EE.UU. presiona a Israel para cerrar tres frentes de guerra; Netanyahu rechaza las exigencias y endurece su postura
Las diferencias entre Washington y Tel Aviv se profundizan en uno de los momentos más delicados del conflicto. El almirante Brad Cooper, comandante del Mando Central estadounidense, visitó Israel el fin de semana con un mensaje directo: EE.UU. quiere que Israel ponga fin a los combates en sus tres frentes activos — Irán, Líbano y Gaza.
Las exigencias estadounidenses son concretas: en Líbano, que las fuerzas israelíes se retiren de puntos adicionales en el sur del país; en Gaza, que avance el despliegue de la fuerza multinacional — que incluye actualmente varios cientos de soldados de Marruecos y Uganda —; y en ambos escenarios, que se detengan los asesinatos selectivos y se reduzcan las operaciones militares.
Netanyahu respondió con firmeza en la apertura del Consejo de Ministros, frente en frente por frente.
Sobre Gaza, rechazó el documento de 15 puntos propuesto por Washington: «Israel rechaza ese documento. El ejército no realizará ninguna retirada hasta que Hamas sea desarmado — y cuando digo desarmado me refiero a todas las armas. Un desarme real, no ficticio.»

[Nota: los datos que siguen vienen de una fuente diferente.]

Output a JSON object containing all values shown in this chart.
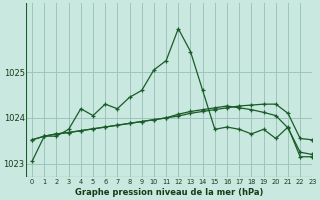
{
  "title": "Graphe pression niveau de la mer (hPa)",
  "background_color": "#c8e8e0",
  "grid_color": "#9ec4bc",
  "line_color": "#1a5c28",
  "xlim": [
    -0.5,
    23
  ],
  "ylim": [
    1022.7,
    1026.5
  ],
  "yticks": [
    1023,
    1024,
    1025
  ],
  "xticks": [
    0,
    1,
    2,
    3,
    4,
    5,
    6,
    7,
    8,
    9,
    10,
    11,
    12,
    13,
    14,
    15,
    16,
    17,
    18,
    19,
    20,
    21,
    22,
    23
  ],
  "line1": [
    1023.05,
    1023.6,
    1023.6,
    1023.75,
    1024.2,
    1024.05,
    1024.3,
    1024.2,
    1024.45,
    1024.6,
    1025.05,
    1025.25,
    1025.95,
    1025.45,
    1024.6,
    1023.75,
    1023.8,
    1023.75,
    1023.65,
    1023.75,
    1023.55,
    1023.8,
    1023.15,
    1023.15
  ],
  "line2": [
    1023.52,
    1023.6,
    1023.65,
    1023.68,
    1023.72,
    1023.76,
    1023.8,
    1023.84,
    1023.88,
    1023.92,
    1023.96,
    1024.0,
    1024.04,
    1024.1,
    1024.14,
    1024.18,
    1024.22,
    1024.26,
    1024.28,
    1024.3,
    1024.3,
    1024.1,
    1023.55,
    1023.52
  ],
  "line3": [
    1023.52,
    1023.6,
    1023.65,
    1023.68,
    1023.72,
    1023.76,
    1023.8,
    1023.84,
    1023.88,
    1023.92,
    1023.96,
    1024.0,
    1024.08,
    1024.14,
    1024.18,
    1024.22,
    1024.26,
    1024.22,
    1024.18,
    1024.12,
    1024.05,
    1023.78,
    1023.25,
    1023.2
  ]
}
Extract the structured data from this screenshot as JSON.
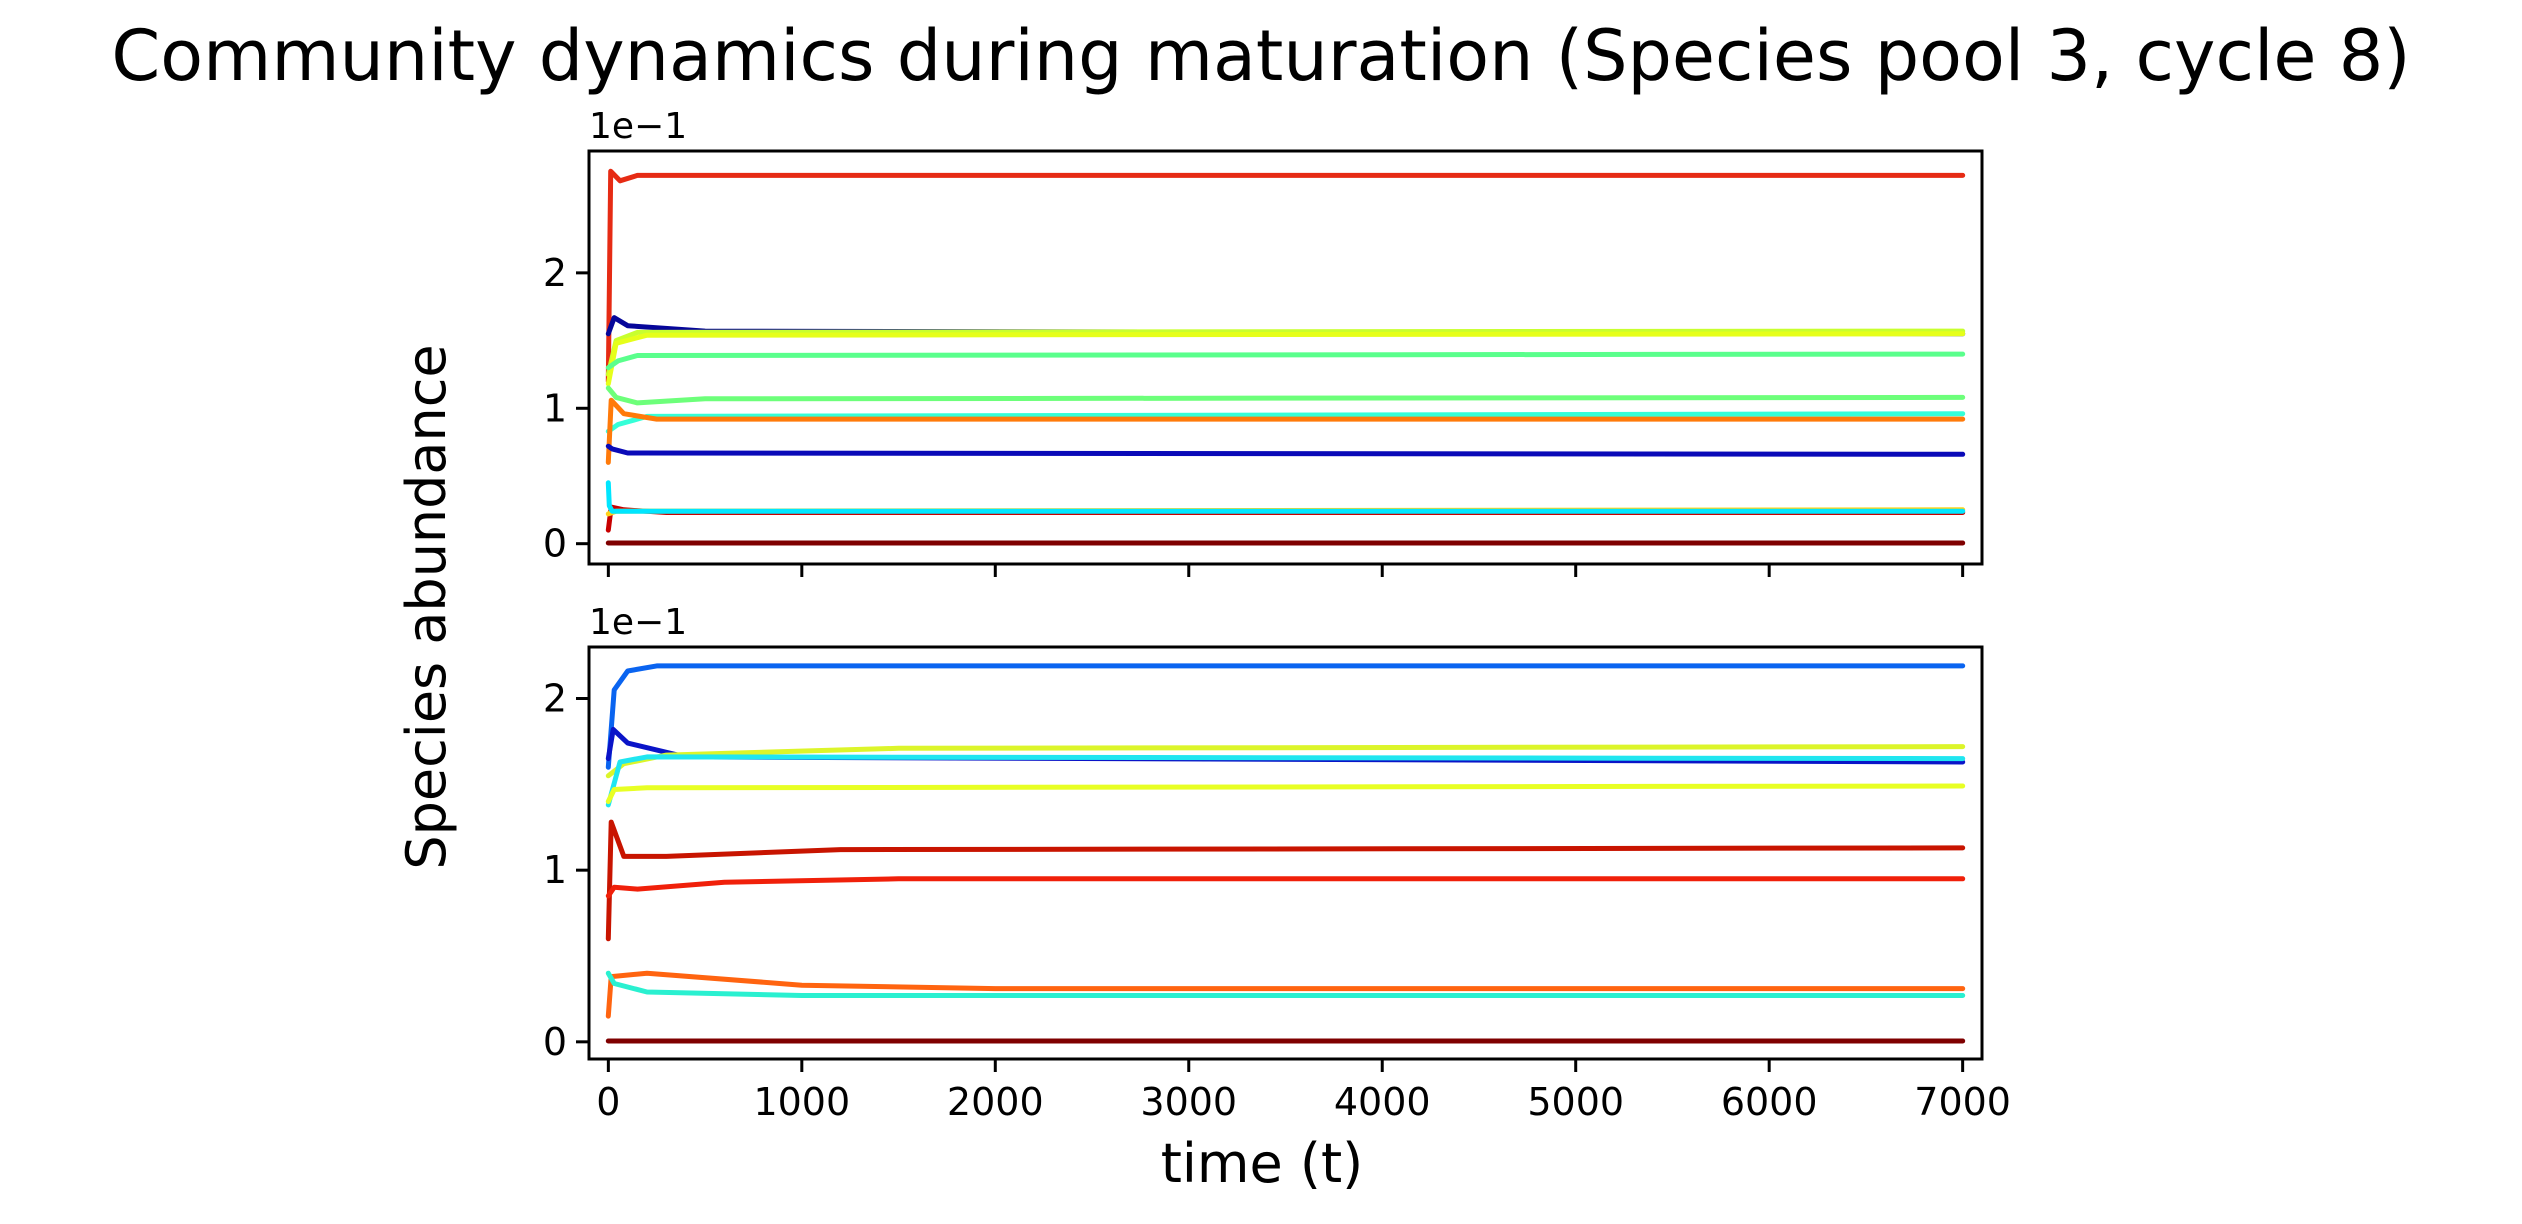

Sobre Irán fue categórico: «Con acuerdo o sin acuerdo, mientras yo sea primer ministro, Irán no tendrá armas nucleares. La existencia de nuestro Estado no está sujeta a negociación.»
Sobre Líbano desmintió cualquier señal de debilidad: «En los últimos días Israel actuó con fuerza, eliminó terroristas incluyendo en la cresta de Ali al-Taher. Estamos en medio de una actividad muy importante.»
El choque entre los aliados más cercanos de Oriente Medio llega en un momento en que EE.UU. enfrenta sus propias presiones — reservas de munición comprometidas, negociaciones con Irán en curso y una opinión pública que observa el costo humano y económico del conflicto.